In Gandhi’s List of Social Sins: Lessons in Truth, author Frank Woolever introduces and discusses Gandhi’s thought and action for the common good. Gandhi was known for his appeal for nonviolence in the world, as well as the rule of truth and honesty in each individual’s life. He resorted to prolonged fasting and days of silence to address social and political issues he deemed critical for all.
Prominent peacemakers who became his imitators and embraced his vision include Salvadoran Archbishop Oscar Romero and Martin Luther King, Jr., both religious leaders who were assassinated for standing up against injustice.

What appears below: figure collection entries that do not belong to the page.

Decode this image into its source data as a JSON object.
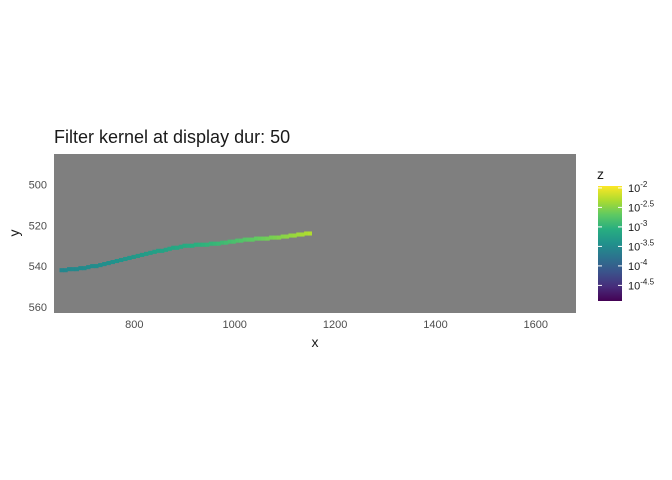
{
  "chart_data": {
    "type": "heatmap",
    "title": "Filter kernel at display dur: 50",
    "xlabel": "x",
    "ylabel": "y",
    "xlim": [
      640,
      1680
    ],
    "ylim": [
      563,
      485
    ],
    "y_reversed": true,
    "x_ticks": [
      800,
      1000,
      1200,
      1400,
      1600
    ],
    "y_ticks": [
      500,
      520,
      540,
      560
    ],
    "panel_background": "#7f7f7f",
    "grid": false,
    "colorscale": "viridis",
    "legend": {
      "title": "z",
      "position": "right",
      "log_scale": true,
      "range_log10": [
        -4.9,
        -1.95
      ],
      "tick_base": "10",
      "tick_exponents": [
        "-2",
        "-2.5",
        "-3",
        "-3.5",
        "-4",
        "-4.5"
      ],
      "tick_values_log10": [
        -2,
        -2.5,
        -3,
        -3.5,
        -4,
        -4.5
      ]
    },
    "path": {
      "description_points": [
        {
          "x": 655,
          "y": 542,
          "z_log10": -3.55
        },
        {
          "x": 700,
          "y": 541,
          "z_log10": -3.5
        },
        {
          "x": 740,
          "y": 539,
          "z_log10": -3.45
        },
        {
          "x": 790,
          "y": 536,
          "z_log10": -3.35
        },
        {
          "x": 840,
          "y": 533,
          "z_log10": -3.25
        },
        {
          "x": 900,
          "y": 530,
          "z_log10": -3.1
        },
        {
          "x": 960,
          "y": 529,
          "z_log10": -2.95
        },
        {
          "x": 1020,
          "y": 527,
          "z_log10": -2.75
        },
        {
          "x": 1080,
          "y": 526,
          "z_log10": -2.55
        },
        {
          "x": 1150,
          "y": 524,
          "z_log10": -2.3
        }
      ],
      "cell_width_x": 8,
      "cell_height_y": 2
    }
  }
}
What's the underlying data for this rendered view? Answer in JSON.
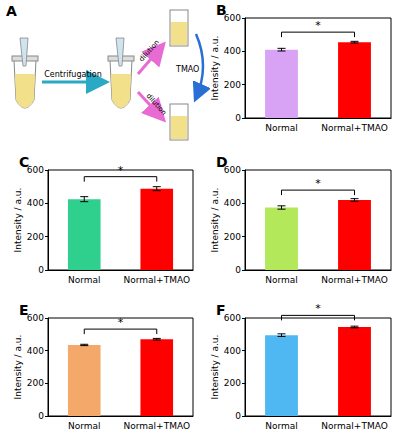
{
  "diagram": {
    "title": "A",
    "centrifugation": "Centrifugation",
    "dilution": [
      "dilution",
      "dilution"
    ],
    "additive": "TMAO"
  },
  "chart_data": [
    {
      "type": "bar",
      "title": "B",
      "categories": [
        "Normal",
        "Normal+TMAO"
      ],
      "values": [
        410,
        455
      ],
      "errors": [
        8,
        5
      ],
      "colors": [
        "#d9a3f5",
        "#ff0000"
      ],
      "ylabel": "Intensity / a.u.",
      "ylim": [
        0,
        600
      ],
      "yticks": [
        0,
        200,
        400,
        600
      ],
      "annotations": [
        "*"
      ]
    },
    {
      "type": "bar",
      "title": "C",
      "categories": [
        "Normal",
        "Normal+TMAO"
      ],
      "values": [
        425,
        488
      ],
      "errors": [
        15,
        12
      ],
      "colors": [
        "#2fd08e",
        "#ff0000"
      ],
      "ylabel": "Intensity / a.u.",
      "ylim": [
        0,
        600
      ],
      "yticks": [
        0,
        200,
        400,
        600
      ],
      "annotations": [
        "*"
      ]
    },
    {
      "type": "bar",
      "title": "D",
      "categories": [
        "Normal",
        "Normal+TMAO"
      ],
      "values": [
        375,
        420
      ],
      "errors": [
        10,
        8
      ],
      "colors": [
        "#b2e85a",
        "#ff0000"
      ],
      "ylabel": "Intensity / a.u.",
      "ylim": [
        0,
        600
      ],
      "yticks": [
        0,
        200,
        400,
        600
      ],
      "annotations": [
        "*"
      ]
    },
    {
      "type": "bar",
      "title": "E",
      "categories": [
        "Normal",
        "Normal+TMAO"
      ],
      "values": [
        435,
        470
      ],
      "errors": [
        4,
        5
      ],
      "colors": [
        "#f4a96a",
        "#ff0000"
      ],
      "ylabel": "Intensity / a.u.",
      "ylim": [
        0,
        600
      ],
      "yticks": [
        0,
        200,
        400,
        600
      ],
      "annotations": [
        "*"
      ]
    },
    {
      "type": "bar",
      "title": "F",
      "categories": [
        "Normal",
        "Normal+TMAO"
      ],
      "values": [
        495,
        545
      ],
      "errors": [
        8,
        5
      ],
      "colors": [
        "#4fb8f2",
        "#ff0000"
      ],
      "ylabel": "Intensity / a.u.",
      "ylim": [
        0,
        600
      ],
      "yticks": [
        0,
        200,
        400,
        600
      ],
      "annotations": [
        "*"
      ]
    }
  ]
}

Gandhi’s printing presses and publications became an important conduit for spreading his ideas to millions worldwide, just as Frank Woolever found the power of the printed word a useful tool in addressing inequality and non-violent solutions to conflict. This book describes them both.
About the Author
Frank Woolever was born in Syracuse, New York, where he lived most of his life.
Woolever committed his life to being a peacemaker and was a consummate community organizer. He advocated tirelessly for disadvantaged people and at the same time challenged social systems that foster poverty.
Woolever earned a Master of Divinity at St. Bernard’s Seminary, Rochester, New York, a Master of Public Administration from Syracuse University, and a Doctor of Ministry at Colgate-Rochester Divinity School. He was a certified Fellow of the American Association of Pastoral Counselors.
Serving three months in federal prison for civil disobedience at Ft. Benning, Georgia prompted the author to write Gandhi’s List of Social Sins: Lessons in Truth.
Woolever died in 2010 and is survived by his wife Meme Woolever and daughters Heidi Woolever Daly and Amy Woolever.